Editors will tell you that they know an opinion editorial contributor has reached his sell-by-date when they start wasting precious space discussing people.

Spreading malice against others is simply not an accepted genre in journalism.

Secondly, like any intellectual pursuit, serious journalism demands honesty and does not allow pseudonyms especially when the author is carrying out a campaign for public appointment and their only weapon is character assignation of their real or perceived rivals.

The Constitution of Kenya has allowed open competition for public appointments and those vying should declare their interest in good faith. Prof James ole Kiyiapi led the way by declaring interest in the highest office in the land while still a sitting civil servant.

Not that Gerezani’s camouflage is that effective. I know him and really sympathise with his bumpy ride in the civil service.

When we left university, Gerezani quickly became one of the blue-eyed boys of the Nyayo system and landed an appointment as a special District Officer. Like nature would have it, when things changed, there was no promotion to DC and he joined the most maligned career in Kenya.

settling old scores

True Gerezani worked hard, but some obscure posting again, interrupted the grand march to power and influence.

This former deputy service commander was again tempted to spread malice against colleagues and his devotion to duty and age considerations overshadowed a brilliant comeback.

I believe this was the point he declared himself a prisoner and adopted the name John Gerezani?

I have never understood a system that will deny an energetic, innovative and hardworking civil servant an opportunity to serve simply because he is not beyond a little malice (like the one that occasionally drives the Gerezani articles) and  sycophancy in their long career.

I am an admirer or Gerezani’s command of English language and fairly good inside knowledge of the police and prisons services.

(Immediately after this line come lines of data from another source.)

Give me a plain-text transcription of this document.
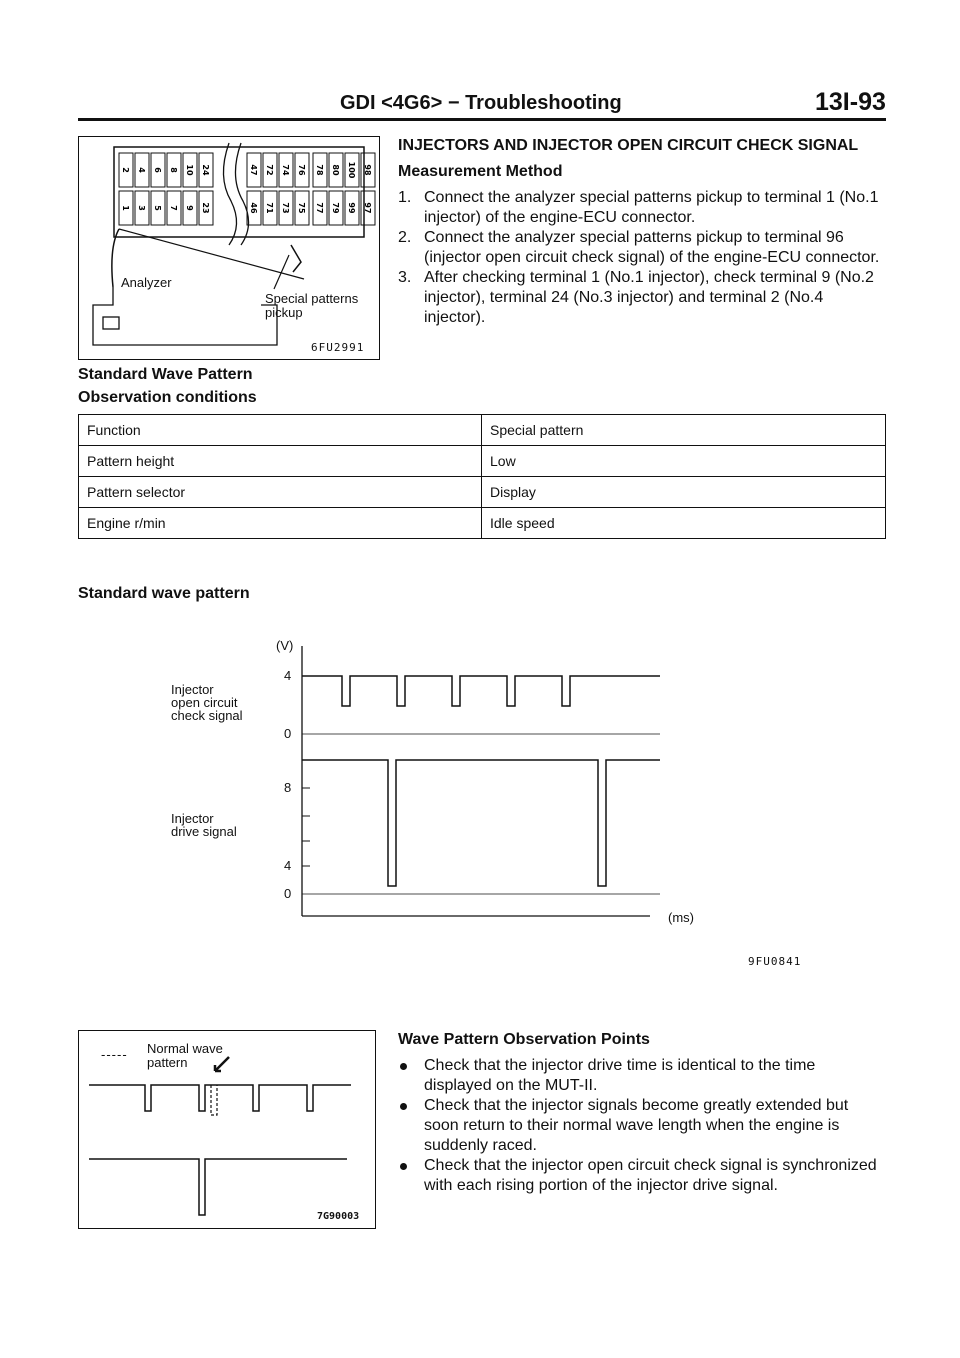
GDI <4G6> − Troubleshooting	13I-93
2
1
4
3
6
5
8
7
10
9
24
23
47
46
72
71
74
73
76
75
78
77
80
79
100
99
98
97
Analyzer
Special patterns
pickup
6FU2991
INJECTORS AND INJECTOR OPEN CIRCUIT CHECK SIGNAL
Measurement Method
1. Connect the analyzer special patterns pickup to terminal 1 (No.1 injector) of the engine-ECU connector.
2. Connect the analyzer special patterns pickup to terminal 96 (injector open circuit check signal) of the engine-ECU connector.
3. After checking terminal 1 (No.1 injector), check terminal 9 (No.2 injector), terminal 24 (No.3 injector) and terminal 2 (No.4 injector).
Standard Wave Pattern
Observation conditions
Function	Special pattern
Pattern height	Low
Pattern selector	Display
Engine r/min	Idle speed
Standard wave pattern
(V)
(ms)
Injector
open circuit
check signal
4
0
Injector
drive signal
8
4
0
9FU0841
----- Normal wave
pattern
7G90003
Wave Pattern Observation Points
Check that the injector drive time is identical to the time displayed on the MUT-II.
Check that the injector signals become greatly extended but soon return to their normal wave length when the engine is suddenly raced.
Check that the injector open circuit check signal is synchronized with each rising portion of the injector drive signal.
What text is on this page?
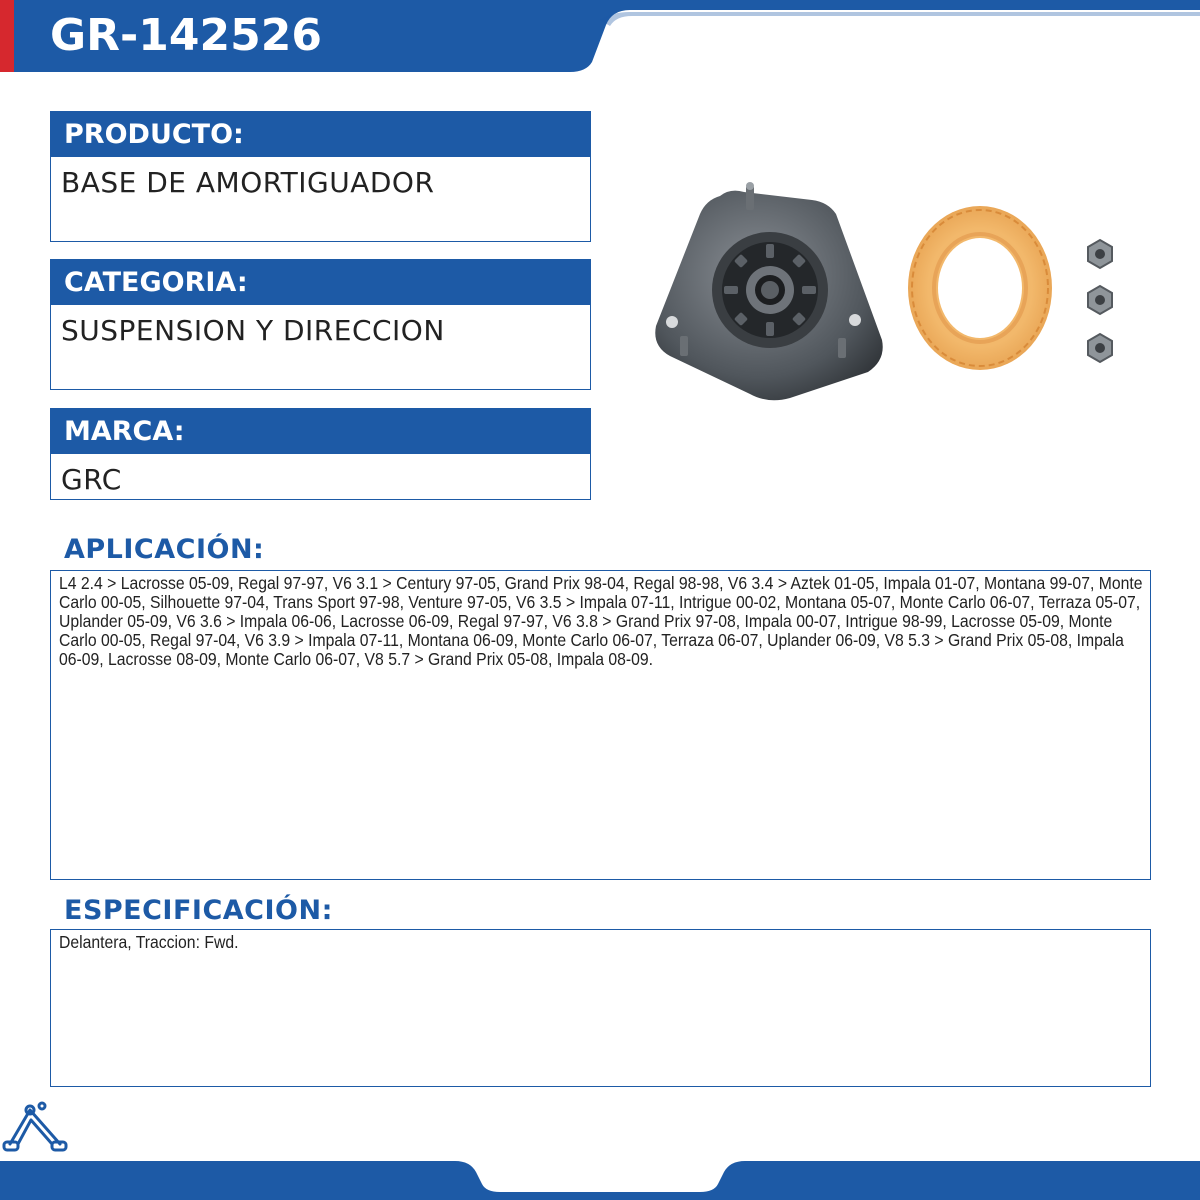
GR-142526
PRODUCTO:
BASE DE AMORTIGUADOR
CATEGORIA:
SUSPENSION Y DIRECCION
MARCA:
GRC
APLICACIÓN:
L4 2.4 > Lacrosse 05-09, Regal 97-97, V6 3.1 > Century 97-05, Grand Prix 98-04, Regal 98-98, V6 3.4 > Aztek 01-05, Impala 01-07, Montana 99-07, Monte Carlo 00-05, Silhouette 97-04, Trans Sport 97-98, Venture 97-05, V6 3.5 > Impala 07-11, Intrigue 00-02, Montana 05-07, Monte Carlo 06-07, Terraza 05-07, Uplander 05-09, V6 3.6 > Impala 06-06, Lacrosse 06-09, Regal 97-97, V6 3.8 > Grand Prix 97-08, Impala 00-07, Intrigue 98-99, Lacrosse 05-09, Monte Carlo 00-05, Regal 97-04, V6 3.9 > Impala 07-11, Montana 06-09, Monte Carlo 06-07, Terraza 06-07, Uplander 06-09, V8 5.3 > Grand Prix 05-08, Impala 06-09, Lacrosse 08-09, Monte Carlo 06-07, V8 5.7 > Grand Prix 05-08, Impala 08-09.
ESPECIFICACIÓN:
Delantera, Traccion: Fwd.
SUSPENSIÓN Y DIRECCIÓN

However, I wish Gerezani would devote the word-space offered him with well researched, forward looking pieces. I’m not sure settling old scores and discrediting real or imagined competition will take the writer very far.

However much Gerezani may desire the appointment of an Inspector General of Police to be done immediately, why not wait, and when the time comes, throw the fight of his life.

Otherwise, the Gerezani pieces are quickly sliding into needless hate speech. Going by the calls, I received after the 30th May piece in The Standard, I also suspect Gerezani is also attracting the wrong kind of attention to himself.  However, I wish to briefly respond to a few salient issues he raised.

One: Policing is so contextual that the highest professional standards are those that meet local policing needs of communities. If this columnist is one those waiting to see British policemen in our streets then he is sorely mistaken.

There are cross-cutting tenets but no duplicates for social services. Please refer to our new training manuals and the new national police service laws.

Two: quite a number of us have made our mark. We have immortalised our experience in writing including the work in progress book on post-Independence management of strategic change in the Kenya Police and even scored A grades.

Three: when Gerezani appointed himself an analyst of my articles, did it ever occur to him that some of us write well researched articles, whose ideas borrow heavily from research in the rule of law, conflict management, political science, philosophy, security and criminology as they apply to our contemporary situation?

They are not campaign pieces to improve public approval ratings. So, how can you reduce great discourse to “Kiraithe-speak”?

Four: When the Commissioner of Police engages Kenyans on how to flush out and disable criminal gangs, he is not engaging in cheap propaganda.

He is discharging his professional mandate of mobilising the public for law and order. The Commissioner cannot afford such luxury as history will not judge his utterances and actions with the same measure as a bitter columnists. Neither the Commissioner, nor I wish to extend this debate from here on.

The writer is the Police Spokesperson.